Padded IDs: [1996, 4937, 2038, 2006, 1996, 4812, 1012, 0, 0, 0]
Attention Mask: [1, 1, 1, 1, 1, 1, 1, 0, 0, 0]

Visualization

graph LR
    A["Before Padding<br/>[1996, 4937, 2038, 2006, 1996, 4812, 1012]"] -->|Padding to length 10| B["After Padding<br/>[1996, 4937, 2038, 2006, 1996, 4812, 1012, 0, 0, 0]"]
    B --> C["Attention Mask<br/>[1, 1, 1, 1, 1, 1, 1, 0, 0, 0]"]

    classDef data fill:#f9ffff,stroke:#333,stroke-width:1px;
    class A,B,C data;
    style A fill:#0000aa,stroke:#0066cc
    style B fill:#0000ee,stroke:#009900
    style C fill:#ff0000,stroke:#cc0000

3. Positional Encoding

Concept

Add information about token positions since Transformers don't have inherent sequence awareness.

Formula

PE(pos,2i) = sin(pos/10000^(2i/d_model))
PE(pos,2i+1) = cos(pos/10000^(2i/d_model))

PyTorch Implementation

import torch
import math

def positional_encoding(max_len, d_model):
    position = torch.arange(max_len).unsqueeze(1)
    div_term = torch.exp(torch.arange(0, d_model, 2) * (-math.log(10000.0) / d_model)
    pe = torch.zeros(max_len, d_model)
    pe[:, 0::2] = torch.sin(position * div_term)
    pe[:, 1::2] = torch.cos(position * div_term)
    return pe

d_model = 512
pe = positional_encoding(max_length, d_model)
print("Positional Encoding Shape:", pe.shape)
Example:
Token Embeddings: [E1, E2, E3, ..., En]
Positional Encodings: [PE1, PE2, PE3, ..., PEn]
Final Input: [E1+PE1, E2+PE2, E3+PE3, ..., En+PEn]

Visualization

graph TD
    A["Token Embeddings<br/>[E₁, E₂, E₃, ..., Eₙ]"] --> C["Final Input<br/>[E₁+PE₁, E₂+PE₂, E₃+PE₃, ..., Eₙ+PEₙ]"]
    B["Positional Encodings<br/>[PE₁, PE₂, PE₃, ..., PEₙ]"] --> C

    classDef embeddings fill:#e60,stroke:#0066cc,stroke-width:2px
    classDef positional fill:#e60,stroke:#f1c232,stroke-width:2px
    classDef final fill:#e60,stroke:#82b366,stroke-width:2px

    class A embeddings
    class B positional
    class C final

    style A text-align:left
    style B text-align:left
    style C text-align:left

4. Attention Mask Creation

Concept

Tell the model which tokens to attend to (1=real token, 0=padding).

Example

import torch

attention_mask = torch.tensor([attention_mask])  # From Step 2
print("Attention Mask Tensor:")
print(attention_mask)

Output:

tensor([[1, 1, 1, 1, 1, 1, 1, 0, 0, 0]])

Visualization

graph LR
    A["Tokens:</br>[The, cat, sat, on, the, mat, ., [PAD], [PAD], [PAD]]"] --> B
    B["Mask:</br>[1,   1,   1,   1,   1,   1,  1,   0,     0,     0]"]
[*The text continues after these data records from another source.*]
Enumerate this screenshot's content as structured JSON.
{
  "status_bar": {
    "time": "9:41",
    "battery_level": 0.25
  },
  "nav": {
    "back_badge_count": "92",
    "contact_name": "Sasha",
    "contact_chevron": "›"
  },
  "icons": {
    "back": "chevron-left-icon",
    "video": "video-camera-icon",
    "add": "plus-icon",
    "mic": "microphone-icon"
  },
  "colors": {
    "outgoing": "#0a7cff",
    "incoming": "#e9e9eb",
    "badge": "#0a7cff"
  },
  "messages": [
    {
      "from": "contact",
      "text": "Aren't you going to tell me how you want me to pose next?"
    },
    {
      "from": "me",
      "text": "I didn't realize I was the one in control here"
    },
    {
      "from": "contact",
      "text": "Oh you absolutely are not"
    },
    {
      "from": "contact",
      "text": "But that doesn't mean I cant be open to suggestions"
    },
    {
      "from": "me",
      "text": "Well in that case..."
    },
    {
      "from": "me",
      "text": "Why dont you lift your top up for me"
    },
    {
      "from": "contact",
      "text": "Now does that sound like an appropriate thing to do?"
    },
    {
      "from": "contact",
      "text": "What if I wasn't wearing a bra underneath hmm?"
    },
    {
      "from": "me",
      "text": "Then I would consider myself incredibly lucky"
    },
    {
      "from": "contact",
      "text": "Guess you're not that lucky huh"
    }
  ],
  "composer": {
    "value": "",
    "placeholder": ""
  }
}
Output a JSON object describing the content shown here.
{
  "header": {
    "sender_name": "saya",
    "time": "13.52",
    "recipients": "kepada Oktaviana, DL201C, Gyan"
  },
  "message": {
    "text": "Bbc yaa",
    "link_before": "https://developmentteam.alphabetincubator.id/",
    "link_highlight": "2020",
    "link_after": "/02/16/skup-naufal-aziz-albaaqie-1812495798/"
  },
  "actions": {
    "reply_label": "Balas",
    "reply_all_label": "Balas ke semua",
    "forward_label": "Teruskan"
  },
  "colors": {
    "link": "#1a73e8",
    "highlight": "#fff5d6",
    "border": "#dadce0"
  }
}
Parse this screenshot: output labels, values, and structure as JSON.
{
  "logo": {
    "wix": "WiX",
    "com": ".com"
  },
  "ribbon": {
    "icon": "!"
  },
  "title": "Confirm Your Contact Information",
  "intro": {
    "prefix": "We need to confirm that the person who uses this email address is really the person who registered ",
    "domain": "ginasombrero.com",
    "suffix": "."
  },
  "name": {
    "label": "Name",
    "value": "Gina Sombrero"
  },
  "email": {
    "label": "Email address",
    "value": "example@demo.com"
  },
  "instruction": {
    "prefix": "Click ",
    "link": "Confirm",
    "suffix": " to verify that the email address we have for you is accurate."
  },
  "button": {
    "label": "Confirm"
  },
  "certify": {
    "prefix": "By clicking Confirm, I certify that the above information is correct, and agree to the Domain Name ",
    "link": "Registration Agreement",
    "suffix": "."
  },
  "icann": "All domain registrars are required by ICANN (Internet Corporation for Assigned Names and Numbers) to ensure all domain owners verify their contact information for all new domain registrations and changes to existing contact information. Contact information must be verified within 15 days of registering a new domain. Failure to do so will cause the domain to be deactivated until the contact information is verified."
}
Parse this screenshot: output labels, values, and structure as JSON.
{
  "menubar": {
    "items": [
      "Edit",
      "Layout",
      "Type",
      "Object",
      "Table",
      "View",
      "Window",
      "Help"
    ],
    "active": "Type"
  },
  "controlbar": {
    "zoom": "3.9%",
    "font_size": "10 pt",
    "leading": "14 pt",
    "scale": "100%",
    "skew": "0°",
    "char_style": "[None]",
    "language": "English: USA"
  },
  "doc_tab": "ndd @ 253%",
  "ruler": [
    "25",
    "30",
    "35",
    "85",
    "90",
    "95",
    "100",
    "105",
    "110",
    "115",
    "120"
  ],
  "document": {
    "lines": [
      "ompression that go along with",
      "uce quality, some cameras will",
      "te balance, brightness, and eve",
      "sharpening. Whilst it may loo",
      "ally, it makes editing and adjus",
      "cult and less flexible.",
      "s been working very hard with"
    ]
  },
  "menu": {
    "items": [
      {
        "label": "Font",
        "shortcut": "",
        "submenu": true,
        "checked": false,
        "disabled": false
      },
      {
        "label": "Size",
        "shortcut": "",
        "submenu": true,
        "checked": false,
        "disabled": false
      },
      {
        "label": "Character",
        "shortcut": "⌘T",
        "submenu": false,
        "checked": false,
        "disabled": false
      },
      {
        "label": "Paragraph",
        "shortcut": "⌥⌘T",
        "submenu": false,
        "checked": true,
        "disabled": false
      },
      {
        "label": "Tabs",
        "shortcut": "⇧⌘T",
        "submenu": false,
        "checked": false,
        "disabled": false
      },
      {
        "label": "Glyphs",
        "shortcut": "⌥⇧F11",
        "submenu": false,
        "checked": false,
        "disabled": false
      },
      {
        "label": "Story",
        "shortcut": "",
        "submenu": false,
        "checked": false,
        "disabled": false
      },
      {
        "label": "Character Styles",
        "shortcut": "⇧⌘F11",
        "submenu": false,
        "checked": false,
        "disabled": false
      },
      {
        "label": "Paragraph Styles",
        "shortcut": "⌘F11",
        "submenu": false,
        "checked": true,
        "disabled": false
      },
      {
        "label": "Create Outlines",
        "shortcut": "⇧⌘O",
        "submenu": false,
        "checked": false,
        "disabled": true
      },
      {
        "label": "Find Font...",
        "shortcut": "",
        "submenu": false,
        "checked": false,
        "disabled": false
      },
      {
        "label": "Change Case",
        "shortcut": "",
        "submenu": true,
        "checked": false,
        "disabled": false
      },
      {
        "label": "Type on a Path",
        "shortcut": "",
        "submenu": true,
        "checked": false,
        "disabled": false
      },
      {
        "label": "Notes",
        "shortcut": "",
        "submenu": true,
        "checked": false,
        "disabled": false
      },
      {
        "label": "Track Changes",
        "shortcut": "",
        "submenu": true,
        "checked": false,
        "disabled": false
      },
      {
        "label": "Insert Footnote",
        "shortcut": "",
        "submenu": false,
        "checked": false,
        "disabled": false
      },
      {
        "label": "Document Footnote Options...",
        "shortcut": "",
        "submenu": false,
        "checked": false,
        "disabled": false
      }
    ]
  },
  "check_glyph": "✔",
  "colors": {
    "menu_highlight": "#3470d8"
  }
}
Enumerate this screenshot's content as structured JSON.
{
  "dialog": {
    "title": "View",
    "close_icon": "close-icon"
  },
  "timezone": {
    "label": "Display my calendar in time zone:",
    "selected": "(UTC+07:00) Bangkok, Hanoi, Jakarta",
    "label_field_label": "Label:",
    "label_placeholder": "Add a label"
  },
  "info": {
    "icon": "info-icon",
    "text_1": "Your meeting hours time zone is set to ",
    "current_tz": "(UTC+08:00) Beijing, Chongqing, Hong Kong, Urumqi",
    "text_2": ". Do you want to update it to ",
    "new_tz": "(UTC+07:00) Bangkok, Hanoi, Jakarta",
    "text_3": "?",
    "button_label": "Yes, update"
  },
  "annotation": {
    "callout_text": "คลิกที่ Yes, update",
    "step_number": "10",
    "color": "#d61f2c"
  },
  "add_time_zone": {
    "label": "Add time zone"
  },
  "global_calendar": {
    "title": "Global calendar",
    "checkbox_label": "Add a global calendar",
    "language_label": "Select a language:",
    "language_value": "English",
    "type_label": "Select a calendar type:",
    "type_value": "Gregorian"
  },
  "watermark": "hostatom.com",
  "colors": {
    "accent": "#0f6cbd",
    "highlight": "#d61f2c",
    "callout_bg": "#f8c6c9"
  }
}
5. Segment Embeddings (for BERT-style models)

Concept

Distinguish between multiple sequences (e.g., question/answer pairs).

Example

segment_ids = [0] * max_length  # Single sequence
segment_ids = torch.tensor([segment_ids])
print("Segment IDs:", segment_ids)

Output:

tensor([[0, 0, 0, 0, 0, 0, 0, 0, 0, 0]])


6. Final Input Preparation

Combine all components into model-ready tensors:

inputs = {
    'input_ids': torch.tensor([padded_ids]),
    'attention_mask': attention_mask,
    'token_type_ids': segment_ids
}

7. Complete Pipeline with PyTorch

from transformers import BertTokenizer
import torch

tokenizer = BertTokenizer.from_pretrained('bert-base-uncased')

def preprocess(text, max_length=10):
    # Tokenization
    encoding = tokenizer(
        text,
        max_length=max_length,
        padding='max_length',
        truncation=True,
        return_tensors='pt'
    )

    # Add positional encoding (usually handled internally)
    return {
        'input_ids': encoding['input_ids'],
        'attention_mask': encoding['attention_mask'],
        'token_type_ids': encoding['token_type_ids']
    }

# Example usage
inputs = preprocess("The cat sat on the mat.")
print("Processed Inputs:")
print(inputs)

8. Attention Mechanism Implementation

Scaled Dot-Product Attention

def scaled_dot_product_attention(Q, K, V, mask=None):
    d_k = Q.size(-1)
    scores = torch.matmul(Q, K.transpose(-2, -1)) / torch.sqrt(torch.tensor(d_k))

    if mask is not None:
        scores = scores.masked_fill(mask == 0, -1e9)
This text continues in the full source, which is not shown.